Keisuke Honda – Japan
Born: 13/6/1986, Caps 56
Keisuke Honda was one of Japan’s leading lights in South Africa four years ago – his two goals helped Japan reach the last 16 – and will again be central to his nation’s hopes in Brazil. Honda, 27, endured a disappointing campaign with AC Milan having joined the Italian giants from CSKA Moscow in January but is aiming to put those struggles behind him on the grand stage. Deployed primarily out on the right at club level, Honda is the hub of the national side and is hoping a return to a more central role will allow him to flourish under coach Alberto Zaccheroni’s more attack-minded approach.
Yaya Touré – Ivory Coast
Born: 13/5/1983, Caps 94
Yaya Toure, the reigning three-time African Footballer of the Year will be crucial to Ivorian hopes in Brazil. Toure, 31, was the Elephants’ second-leading scorer behind Salomon Kalou in qualifying for the finals and terrorised Premier League defences this past season to the tune of 20 goals to help Manchester City regain the English title. A colossus in the middle of the park, Toure’s marauding runs from deep and blistering strike, not to mention his imposing physique, will present quite a headache for opposing sides seeking to shackle the driving force of the Ivorian team. With Ivory Coast’s golden generation turning decidely grey Brazil seemingly represents one final chance for the midfielder to leave his mark on the world stage.
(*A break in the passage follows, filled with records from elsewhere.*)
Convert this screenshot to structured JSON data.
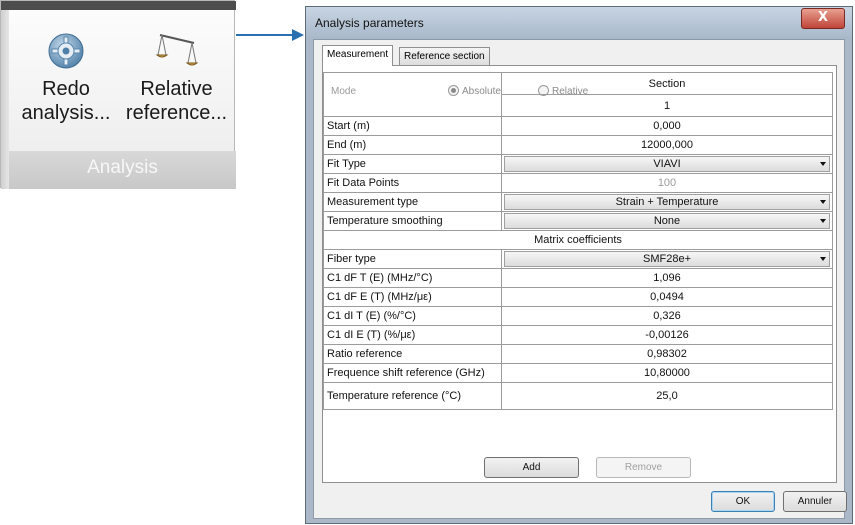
{
  "ribbon": {
    "buttons": [
      {
        "line1": "Redo",
        "line2": "analysis...",
        "icon": "gear-refresh-icon"
      },
      {
        "line1": "Relative",
        "line2": "reference...",
        "icon": "balance-scale-icon"
      }
    ],
    "group_label": "Analysis"
  },
  "dialog": {
    "title": "Analysis parameters",
    "close_glyph": "X",
    "tabs": [
      {
        "label": "Measurement",
        "active": true
      },
      {
        "label": "Reference section",
        "active": false
      }
    ],
    "mode": {
      "label": "Mode",
      "options": [
        {
          "label": "Absolute",
          "selected": true
        },
        {
          "label": "Relative",
          "selected": false
        }
      ]
    },
    "table": {
      "header": "Section",
      "section_number": "1",
      "rows": [
        {
          "label": "Start (m)",
          "value": "0,000"
        },
        {
          "label": "End (m)",
          "value": "12000,000"
        },
        {
          "label": "Fit Type",
          "value": "VIAVI"
        },
        {
          "label": "Fit Data Points",
          "value": "100"
        },
        {
          "label": "Measurement type",
          "value": "Strain + Temperature"
        },
        {
          "label": "Temperature smoothing",
          "value": "None"
        }
      ],
      "matrix_header": "Matrix coefficients",
      "matrix_rows": [
        {
          "label": "Fiber type",
          "value": "SMF28e+"
        },
        {
          "label": "C1 dF T (E) (MHz/°C)",
          "value": "1,096"
        },
        {
          "label": "C1 dF E (T) (MHz/με)",
          "value": "0,0494"
        },
        {
          "label": "C1 dI T (E) (%/°C)",
          "value": "0,326"
        },
        {
          "label": "C1 dI E (T) (%/με)",
          "value": "-0,00126"
        },
        {
          "label": "Ratio reference",
          "value": "0,98302"
        },
        {
          "label": "Frequence shift reference (GHz)",
          "value": "10,80000"
        },
        {
          "label": "Temperature reference (°C)",
          "value": "25,0"
        }
      ]
    },
    "buttons": {
      "add": "Add",
      "remove": "Remove",
      "ok": "OK",
      "cancel": "Annuler"
    }
  },
  "colors": {
    "accent_arrow": "#2a6fb0",
    "title_bar": "#b8c6d6",
    "close_button": "#c7463a"
  }
}
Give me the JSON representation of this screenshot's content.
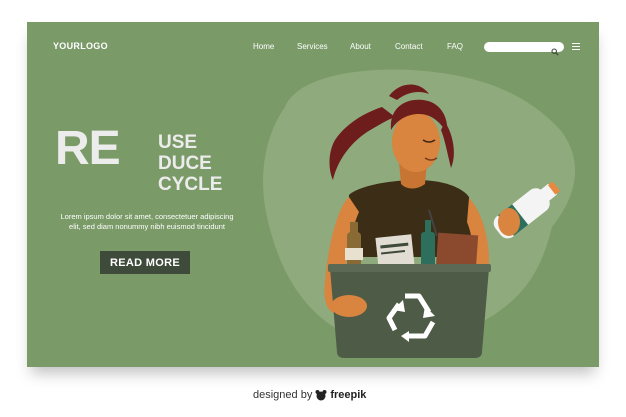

James Rodriguez – Colombia
Born: 12/7/1991, Caps 22
In the absence of Radamel Falcao, the spotlight turns to midfield maestro James Rodriguez to lead the Colombian challenge in Brazil. After a slow start to life at Monaco, Rodriguez shone in his first season in France, where he was named to the Ligue 1 team of the season following his tally of nine goals and 12 assists that helped the principality club to a second-place finish. Nicknamed ‘El Nuevo Pibe’ (the new kid), a nod to the original ‘El Pibe’ Carlos Valderrama, there are in truth few similarities between the two, neither in playing style nor appearance, but the more direct and forward-thinking Rodriguez will be Colombia’s creator-in-chief this summer.
Kostas Mitroglou – Greece
Born: 12/3/1988, Caps 32
The firepower of Kostas Mitroglou propelled Greece into a second straight finals appearance but since netting three times over the two-legged play-off with Romania the striker’s fallen on hard times. A move from Olympiacos, where he had set the Greek league alight, to Premier League side Fulham resulted in relegation as he failed to find the net after making just one start following persistent knee troubles. The most expensive Greek player in history at reportedly £12.5m ($20.6 million, 15.3 million euros), ‘Mitrogoal’ poses a threat with both feet and is strong aerially, which are crucial strengths in a goal-shy Greek attack.
Eiji Kawashima – Japan
Born: 20/03/1983, Caps – 56
It’s not often a goalkeeper is singled out as a key player but Japan’s Eiji Kawashima has the ability to be a star at the World Cup. Kawashima is one of only two Japanese goalkeepers ever to ply their trade in Europe and although he may be earning his keep in the relatively modest surrounds of the Belgian League, he has been mighty impressive there. The 31-year-old headed to Belgian after an impressive last World Cup, where he conceded only two goals in four matches. Twice named Most Valuable Player at Lierse, Kawashima’s goalkeeping could be the difference between progression and an early exit in a group that is widely expected to be tight.